Nicht nur die chinesischen Kaiser, sondern auch die russischen Zaren wollten Xinjiang kontrollieren, mit wechselndem Erfolg. In den Jahrzehnten nach dem Zerfall des Kaiserreichs 1911 und nach dem Sieg der russischen Oktoberrevolution 1917 über das Zarenreich gehörte dieser Landesteil formal zur Republik China. In Xinjiang wie anderswo in Zentralasien entstanden zu der Zeit politische Bewegungen für nationale Unabhängigkeit. Sie propagierten die Unabhängigkeit Xinjiangs bzw. des vorwiegend von muslimischen Turkvölkern besiedelten Südwestens der Provinz. 1947 wurde mit Unterstützung der sowjetischen KPdSU die kommunistisch geführte Volksrepublik Ostturkestan gegründet. Die Volksbefreiungsarmee unter Mao war zu der Zeit gerade damit beschäftigt, die Bauern in Chinas Landgebieten und schließlich die großen Städte zu befreien. Nach Ausrufung der Volksrepublik China 1949 übernahm die chinesische Regierung auch die Kontrolle über die Grenzprovinzen Tibet und Xinjiang.
Als 40 Jahre später die Sowjetunion zerfiel und die an Xinjiang angrenzenden früheren Sowjetrepubliken ihre staatliche Unabhängigkeit erklärten und aus der Sowjetunion austraten, bekam der uigurische Separatismus einen ganz neuen Schub. Die Nachbarschaft Xinjiangs zu Afghanistan, wo US-gesponsorte Islamisten wenige Jahre zuvor die sowjetischen Besatzungstruppen vertrieben hatten, tat vermutlich ein Übriges. In Xinjiang begann eine Welle des separatistischen, islamistischen Terrors, der wohl erst durch die Repressionskampagne der chinesischen Regierung gestoppt werden konnte.

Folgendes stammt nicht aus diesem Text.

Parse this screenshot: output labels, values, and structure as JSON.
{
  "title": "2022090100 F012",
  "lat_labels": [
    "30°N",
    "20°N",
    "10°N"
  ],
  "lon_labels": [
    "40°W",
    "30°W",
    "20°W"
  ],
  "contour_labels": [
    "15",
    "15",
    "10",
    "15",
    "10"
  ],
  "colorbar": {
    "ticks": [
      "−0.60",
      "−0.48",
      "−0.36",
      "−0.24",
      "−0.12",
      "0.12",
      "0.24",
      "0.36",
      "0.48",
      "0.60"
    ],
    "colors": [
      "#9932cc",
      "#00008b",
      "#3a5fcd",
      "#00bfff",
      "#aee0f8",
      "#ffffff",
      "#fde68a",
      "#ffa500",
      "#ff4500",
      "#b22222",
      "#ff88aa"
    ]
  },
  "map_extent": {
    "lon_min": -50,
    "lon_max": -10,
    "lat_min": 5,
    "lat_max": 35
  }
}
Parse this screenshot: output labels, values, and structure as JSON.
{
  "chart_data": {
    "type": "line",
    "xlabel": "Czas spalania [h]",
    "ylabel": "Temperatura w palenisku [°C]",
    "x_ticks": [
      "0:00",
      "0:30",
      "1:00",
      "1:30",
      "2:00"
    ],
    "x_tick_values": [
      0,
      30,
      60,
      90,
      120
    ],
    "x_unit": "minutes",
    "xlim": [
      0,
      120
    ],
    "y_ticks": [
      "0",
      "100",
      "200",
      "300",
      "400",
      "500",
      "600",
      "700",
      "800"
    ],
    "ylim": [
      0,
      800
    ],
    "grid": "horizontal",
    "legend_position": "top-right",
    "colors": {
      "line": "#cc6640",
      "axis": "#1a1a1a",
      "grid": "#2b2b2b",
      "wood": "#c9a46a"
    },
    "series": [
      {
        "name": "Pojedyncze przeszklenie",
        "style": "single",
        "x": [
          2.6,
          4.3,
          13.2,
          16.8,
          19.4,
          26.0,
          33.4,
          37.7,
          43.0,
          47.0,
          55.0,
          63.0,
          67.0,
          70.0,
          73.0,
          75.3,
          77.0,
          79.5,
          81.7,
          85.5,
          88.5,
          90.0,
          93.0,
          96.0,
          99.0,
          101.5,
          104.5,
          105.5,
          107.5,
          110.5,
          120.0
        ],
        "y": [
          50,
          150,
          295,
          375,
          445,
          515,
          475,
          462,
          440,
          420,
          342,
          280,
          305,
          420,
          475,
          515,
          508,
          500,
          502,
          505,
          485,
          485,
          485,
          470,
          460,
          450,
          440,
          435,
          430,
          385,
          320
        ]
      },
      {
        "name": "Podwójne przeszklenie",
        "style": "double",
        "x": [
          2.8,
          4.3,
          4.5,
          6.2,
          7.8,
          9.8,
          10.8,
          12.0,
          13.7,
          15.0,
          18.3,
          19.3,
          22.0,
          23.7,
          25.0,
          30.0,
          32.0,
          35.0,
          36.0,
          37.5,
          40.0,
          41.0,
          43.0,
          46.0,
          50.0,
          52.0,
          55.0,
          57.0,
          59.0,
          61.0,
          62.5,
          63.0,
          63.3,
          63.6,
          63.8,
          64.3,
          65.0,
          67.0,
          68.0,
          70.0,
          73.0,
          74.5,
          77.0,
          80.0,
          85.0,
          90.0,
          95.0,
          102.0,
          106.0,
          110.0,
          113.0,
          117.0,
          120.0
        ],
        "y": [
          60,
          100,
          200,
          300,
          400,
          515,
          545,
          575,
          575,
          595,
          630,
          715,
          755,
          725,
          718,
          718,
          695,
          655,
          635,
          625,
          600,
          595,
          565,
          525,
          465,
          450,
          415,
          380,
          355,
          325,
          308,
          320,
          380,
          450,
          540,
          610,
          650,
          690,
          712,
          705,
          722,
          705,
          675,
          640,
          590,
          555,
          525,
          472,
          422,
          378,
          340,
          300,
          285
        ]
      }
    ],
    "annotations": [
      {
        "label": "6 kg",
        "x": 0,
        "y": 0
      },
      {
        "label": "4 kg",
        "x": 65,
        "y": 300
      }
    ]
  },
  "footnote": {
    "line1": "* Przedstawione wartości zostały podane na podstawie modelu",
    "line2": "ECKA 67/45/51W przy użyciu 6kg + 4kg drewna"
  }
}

Ausbildung, Infrastruktur und Wachstum als Basis für Entwicklung
Gute Ausbildung, funktionierende Infrastruktur und wirtschaftliches Wachstum sind überall auf der Welt die elementaren Voraussetzungen für die gesellschaftliche Entwicklung. Aus Sicht der chinesischen Politik ist dies auch die Basis, um Extremismus und Separatismus erfolgreich zu bekämpfen.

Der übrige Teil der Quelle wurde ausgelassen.